Physician compensation reset typically comes into play when these smaller practices take on a private equity partner, which is occurring more and more with radiology, ophthalmology and orthopedic practices.

These PE deals ask physicians to take a lower salary in return for equity so that they share in future growth of the practice.

This concept can be unsettling for some radiologists, many who make $200,000 or more per year and have built their lifestyle accordingly.

Investing compensation for future growth

Normally, in small practices doctors take a salary and at the end of the year whatever profit is left is split among the partners. That’s great for them, but the result is that each new year the practice can start with little cash for investment in the business. And this pushes them to focus on creating greater volume of patients than the year before.

In a PE deal with a compensation reset, the doctors agree to take less in salary – still substantial — and leave some of what they would have normally taken to invest in the business. That money is used to buy equipment and improve workflows that enhance the practice’s efficiency and, ultimately, its future value.

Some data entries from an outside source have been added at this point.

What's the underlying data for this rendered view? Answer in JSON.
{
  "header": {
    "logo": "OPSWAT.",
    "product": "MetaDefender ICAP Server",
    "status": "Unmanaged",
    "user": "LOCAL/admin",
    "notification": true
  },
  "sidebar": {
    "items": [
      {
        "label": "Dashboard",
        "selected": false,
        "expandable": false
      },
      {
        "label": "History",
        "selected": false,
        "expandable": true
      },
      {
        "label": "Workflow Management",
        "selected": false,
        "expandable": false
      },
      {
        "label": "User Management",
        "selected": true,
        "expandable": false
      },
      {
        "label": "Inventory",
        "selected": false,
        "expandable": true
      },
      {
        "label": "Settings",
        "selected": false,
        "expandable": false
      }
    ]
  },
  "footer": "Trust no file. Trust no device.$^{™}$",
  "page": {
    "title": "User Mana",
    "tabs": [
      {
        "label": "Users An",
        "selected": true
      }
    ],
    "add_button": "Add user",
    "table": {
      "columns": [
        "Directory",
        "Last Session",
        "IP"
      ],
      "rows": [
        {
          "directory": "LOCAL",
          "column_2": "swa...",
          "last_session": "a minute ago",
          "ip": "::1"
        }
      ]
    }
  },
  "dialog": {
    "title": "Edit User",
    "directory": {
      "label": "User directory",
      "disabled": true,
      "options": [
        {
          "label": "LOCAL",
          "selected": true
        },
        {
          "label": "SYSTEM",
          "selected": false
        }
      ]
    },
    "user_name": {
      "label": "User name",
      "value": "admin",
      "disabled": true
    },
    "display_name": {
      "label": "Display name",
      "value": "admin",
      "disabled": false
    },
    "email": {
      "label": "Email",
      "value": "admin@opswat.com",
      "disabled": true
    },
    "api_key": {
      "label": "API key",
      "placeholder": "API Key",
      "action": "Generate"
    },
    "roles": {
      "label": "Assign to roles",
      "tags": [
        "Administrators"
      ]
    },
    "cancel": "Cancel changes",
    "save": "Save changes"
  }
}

For example, consider a hypothetical private equity purchase of a practice where 100 shareholder physicians had been paid $1 million each annually before the deal. After the transaction, each doctor would be paid a new salary of $750,000 with the remainder — $250,000 each — retained as cash flow. That creates an EBITDA value for the portion of the business being purchased by the investors of $25 million. Let’s say you factor in a multiple of 8x EBITDA, that produces a sales price of $200 million.

Each doctor would then be paid $2 million from the sale — $1.5 million in cash and $500,000 in equity shares. That $1.5 million cash out (equal to six years of the reduced compensation) is taxed as capital gains, a more attractive rate than income tax would have been. In addition, PE investors will expect those equity shares to grow at least 15% annually. For a doctor keen on working in a growing practice, who wants to partially cash out and have a stake in the future of the business, it’s compelling.

The benefits go well beyond money

Smaller practices need to achieve scale and market share to compete for patients and manage costs. Practices with fewer than 50 physicians tend to lack the infrastructure to compete effectively, as hospitals prefer to deal with fewer, large outsourced physician groups.

At the same time, the move to risk-based forms of pricing requires significant investment in back-office technology because practices have to track and manage patient outcomes to be reimbursed appropriately. It’s no longer enough just to provide the best care; practices have to prove outcomes through data analytics.

Having more cash in the practice to address these needs make them much more viable as independent entities.

Sophisticated practices that have invested in infrastructure and have 75 or more physicians can fetch compelling sales prices — between the high single digits and the low double digits. Smaller practices that lack infrastructure can be bought as a bolt-on to a larger platform practice, fetching prices of between 5x to 8x EBITDA.

Practices that want to ready themselves for sale at the best prices need to have in place the right technology, the right infrastructure and processes and a reasonable reset of physician compensation.

As scientists, radiologists can grasp complexity. In this case, we just need to apply that thinking to our business model.

Marcia Flaherty is chief executive officer of LucidHealth, the exclusive management services provider to Riverside Radiology and Interventional Associates.